Adolescente baleado está em estado grave; mãe nega vingança
Homem apontado como olheiro afirmou em depoimento informal que um preso recomendou o crime
O adolescente de 13 anos baleado em um atentado em frente a uma conveniência no Bairro Centro Oeste, permanece internado em estado grave no CTI (Centro de Terapia Intensiva) da Santa Casa, o crime aconteceu na tarde de terça-feira (16) e a mãe contesta a versão de vingança dada por um “olheiro” preso pela PM (Polícia Militar).
Adolescente de 13 anos baleado na tarde de terça-feira (16) em frente a uma conveniência no Bairro Centro Oeste permanece em estado grave no CTI da Santa Casa. O garoto foi atingido no peito, teve a mobilidade perfurada e sofreu fraturas. A mãe contesta a versão de vingança dada por um olheiro preso pela PM e acredita que o filho foi baleado por engano por dois homens em motocicleta.
De acordo com a mãe da vítima, ele foi atingido no peito e teve a liberação perfurada, além disso, sofreu fraturas na perna e no braço. “A última notícia de que eu tive dele era que ele estava no CTI agora cedo. O estado dele é grave por conta do transporte. Mas ele está estabilizado”, disse a mulher.
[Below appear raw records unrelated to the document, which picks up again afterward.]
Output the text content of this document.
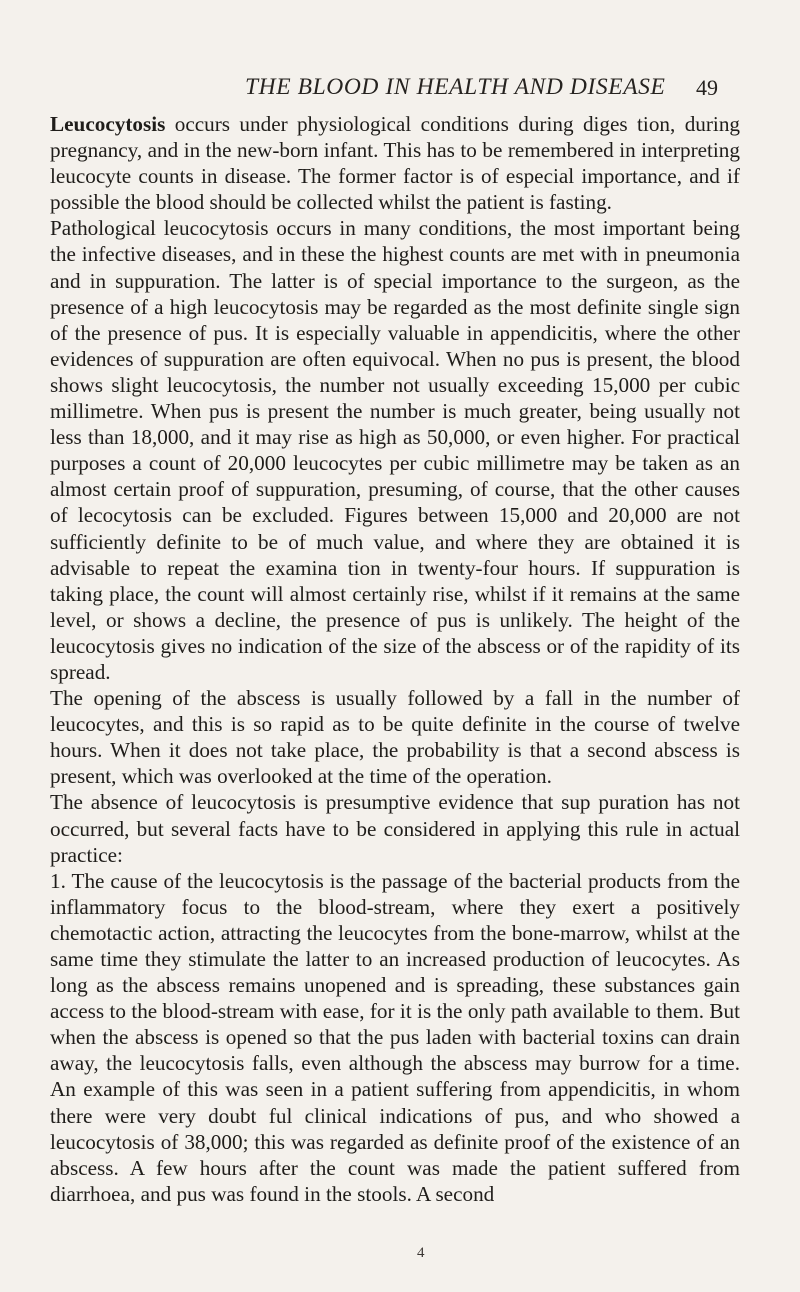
THE BLOOD IN HEALTH AND DISEASE 49

Leucocytosis occurs under physiological conditions during diges tion, during pregnancy, and in the new-born infant. This has to be remembered in interpreting leucocyte counts in disease. The former factor is of especial importance, and if possible the blood should be collected whilst the patient is fasting.

Pathological leucocytosis occurs in many conditions, the most important being the infective diseases, and in these the highest counts are met with in pneumonia and in suppuration. The latter is of special importance to the surgeon, as the presence of a high leucocytosis may be regarded as the most definite single sign of the presence of pus. It is especially valuable in appendicitis, where the other evidences of suppuration are often equivocal. When no pus is present, the blood shows slight leucocytosis, the number not usually exceeding 15,000 per cubic millimetre. When pus is present the number is much greater, being usually not less than 18,000, and it may rise as high as 50,000, or even higher. For practical purposes a count of 20,000 leucocytes per cubic millimetre may be taken as an almost certain proof of suppuration, presuming, of course, that the other causes of lecocytosis can be excluded. Figures between 15,000 and 20,000 are not sufficiently definite to be of much value, and where they are obtained it is advisable to repeat the examina tion in twenty-four hours. If suppuration is taking place, the count will almost certainly rise, whilst if it remains at the same level, or shows a decline, the presence of pus is unlikely. The height of the leucocytosis gives no indication of the size of the abscess or of the rapidity of its spread.

The opening of the abscess is usually followed by a fall in the number of leucocytes, and this is so rapid as to be quite definite in the course of twelve hours. When it does not take place, the probability is that a second abscess is present, which was overlooked at the time of the operation.

The absence of leucocytosis is presumptive evidence that sup puration has not occurred, but several facts have to be considered in applying this rule in actual practice:

1. The cause of the leucocytosis is the passage of the bacterial products from the inflammatory focus to the blood-stream, where they exert a positively chemotactic action, attracting the leucocytes from the bone-marrow, whilst at the same time they stimulate the latter to an increased production of leucocytes. As long as the abscess remains unopened and is spreading, these substances gain access to the blood-stream with ease, for it is the only path available to them. But when the abscess is opened so that the pus laden with bacterial toxins can drain away, the leucocytosis falls, even although the abscess may burrow for a time. An example of this was seen in a patient suffering from appendicitis, in whom there were very doubt ful clinical indications of pus, and who showed a leucocytosis of 38,000; this was regarded as definite proof of the existence of an abscess. A few hours after the count was made the patient suffered from diarrhoea, and pus was found in the stools. A second

4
Ao Notícias Campo Grande, a mãe da vítima afirmou não saber a motivação do crime e acredita que o adolescente tenha sido alvo dos tiros por engano. Ela ainda contestou que exista envolvimento do adolescente em atentado a alguém e uma suposta vingança por trás dos tiros.
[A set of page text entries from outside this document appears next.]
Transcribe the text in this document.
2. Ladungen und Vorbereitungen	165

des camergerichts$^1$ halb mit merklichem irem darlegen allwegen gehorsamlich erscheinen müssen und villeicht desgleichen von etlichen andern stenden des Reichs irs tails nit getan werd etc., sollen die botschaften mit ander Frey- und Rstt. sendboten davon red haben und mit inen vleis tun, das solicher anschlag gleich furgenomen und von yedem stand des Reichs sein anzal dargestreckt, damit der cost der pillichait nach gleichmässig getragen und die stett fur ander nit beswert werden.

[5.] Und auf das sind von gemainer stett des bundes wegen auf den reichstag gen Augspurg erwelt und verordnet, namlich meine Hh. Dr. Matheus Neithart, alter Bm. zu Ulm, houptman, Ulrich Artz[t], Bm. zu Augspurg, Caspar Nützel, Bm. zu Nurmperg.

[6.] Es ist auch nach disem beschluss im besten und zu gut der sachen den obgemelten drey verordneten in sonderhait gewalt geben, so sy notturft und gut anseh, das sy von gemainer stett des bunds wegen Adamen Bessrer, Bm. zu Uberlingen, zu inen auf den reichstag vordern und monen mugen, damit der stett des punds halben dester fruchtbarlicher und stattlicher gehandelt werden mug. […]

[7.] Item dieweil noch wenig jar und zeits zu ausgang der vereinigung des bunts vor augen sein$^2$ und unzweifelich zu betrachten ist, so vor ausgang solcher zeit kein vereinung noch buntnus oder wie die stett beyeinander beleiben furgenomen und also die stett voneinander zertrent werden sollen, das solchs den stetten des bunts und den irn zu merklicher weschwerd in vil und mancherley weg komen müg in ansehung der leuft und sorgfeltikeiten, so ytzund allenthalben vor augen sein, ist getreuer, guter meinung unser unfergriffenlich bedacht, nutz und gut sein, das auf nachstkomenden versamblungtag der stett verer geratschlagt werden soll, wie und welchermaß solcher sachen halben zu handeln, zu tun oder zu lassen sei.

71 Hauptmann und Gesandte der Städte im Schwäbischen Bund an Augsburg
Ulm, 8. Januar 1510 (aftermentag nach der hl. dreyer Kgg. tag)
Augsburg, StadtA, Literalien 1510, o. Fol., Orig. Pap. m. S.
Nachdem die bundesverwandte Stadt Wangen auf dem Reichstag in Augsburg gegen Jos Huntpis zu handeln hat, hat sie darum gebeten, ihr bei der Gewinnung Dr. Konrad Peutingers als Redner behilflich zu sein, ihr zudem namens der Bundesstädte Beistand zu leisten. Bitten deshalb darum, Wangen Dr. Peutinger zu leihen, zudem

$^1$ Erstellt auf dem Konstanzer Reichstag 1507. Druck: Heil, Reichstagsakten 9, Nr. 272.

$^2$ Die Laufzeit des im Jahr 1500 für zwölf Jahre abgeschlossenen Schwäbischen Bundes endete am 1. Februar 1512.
“Eu desconheço isso daí, não me falaram nada. As pessoas distorcem muito sem saber realmente o que aconteceu. Ninguém sabia se era para ele. Só que isso é mentira, não é verdade isso daí, não foi meu filho, se foi isso, não foi meu filho que atirou em ninguém em outra ocasião. Então é uma outra pessoa que eles queriam pegar e pegaram meu filho por engano”, alegou.
À reportagem, a mulher contou que no momento do crime, a vítima estava em uma conveniência localizada nas proximidades de sua residência. Segundo informações de testemunhas e do empresário do estabelecimento, o jovem passou o período da manhã no local e aguardava uma refeição quando dois homens em uma motocicleta se aproximaram e realizaram as rajadas de tiros.
Sobre a história do adolescente, a mãe confirmou que ele possui um registro policial recente após uma abordagem realizada na esquina de casa, mas ressaltou que as situações que ocorreram foram questionadas pela família.
“Abordaram ele na esquina de casa. Ele não estava com nada, não encontrou nada. Mas uma suposta vizinha foi e entregou umas coisas que, infelizmente, meu filho teve que sobreviver, sendo dele ou não”, finalizou.
Caso Segundo o boletim de ocorrência, a vítima estava à frente de um comércio na Rua Catiguá acompanhada de um adolescente de 17 anos, quando dois homens em uma motocicleta azul se aproximaram. Ambos desembarcaram armados – um com revólver e outro com uma pistola de carregador prolongado – e realizaram diversos disparos.
Conforme o boletim de ocorrência, o garupa estava armado com uma pistola com carregador prolongado e o condutor com um revólver. Os dois desceram da moto e fizeram vários disparos. O menino tentou correr e se esconder em uma residência próxima, mas foi atingido nos ombros e em uma das pernas. Ele foi socorrido primeiro para a UPA Universitária e depois transferido para a Santa Casa.
Durante a investigação, imagens de câmeras de segurança mostraram que, pouco antes da chegada dos Atiradores, Rafael esteve no local em uma Honda Biz branca, usando camiseta amarela, e falou pelo paradeiro do adolescente. Segundo a polícia, ele monitorou a remuneração da vítima e repassou as informações aos executores.
A tornozeleira eletrônica que Rafael usava ajudou na identificação. Ele foi localizado no Bairro Guanandi e, ao ser abordado, confessou que foi até a conveniência a mando de uma detenção do sistema prisional que queria vingança porque teria sido baleado pelo adolescente outra ocasião. Apesar disso, alegou não conhecer os autores dos disparos.
Rafael foi autuado por tentativa de homicídio qualificado com uso de arma de fogo de uso restrito. Mas mudou a versão durante depoimento na delegacia, alegando ter ido ao local apenas para comprar drogas. As investigações foram reconhecidas por testemunhas, mas ainda não foram encontradas.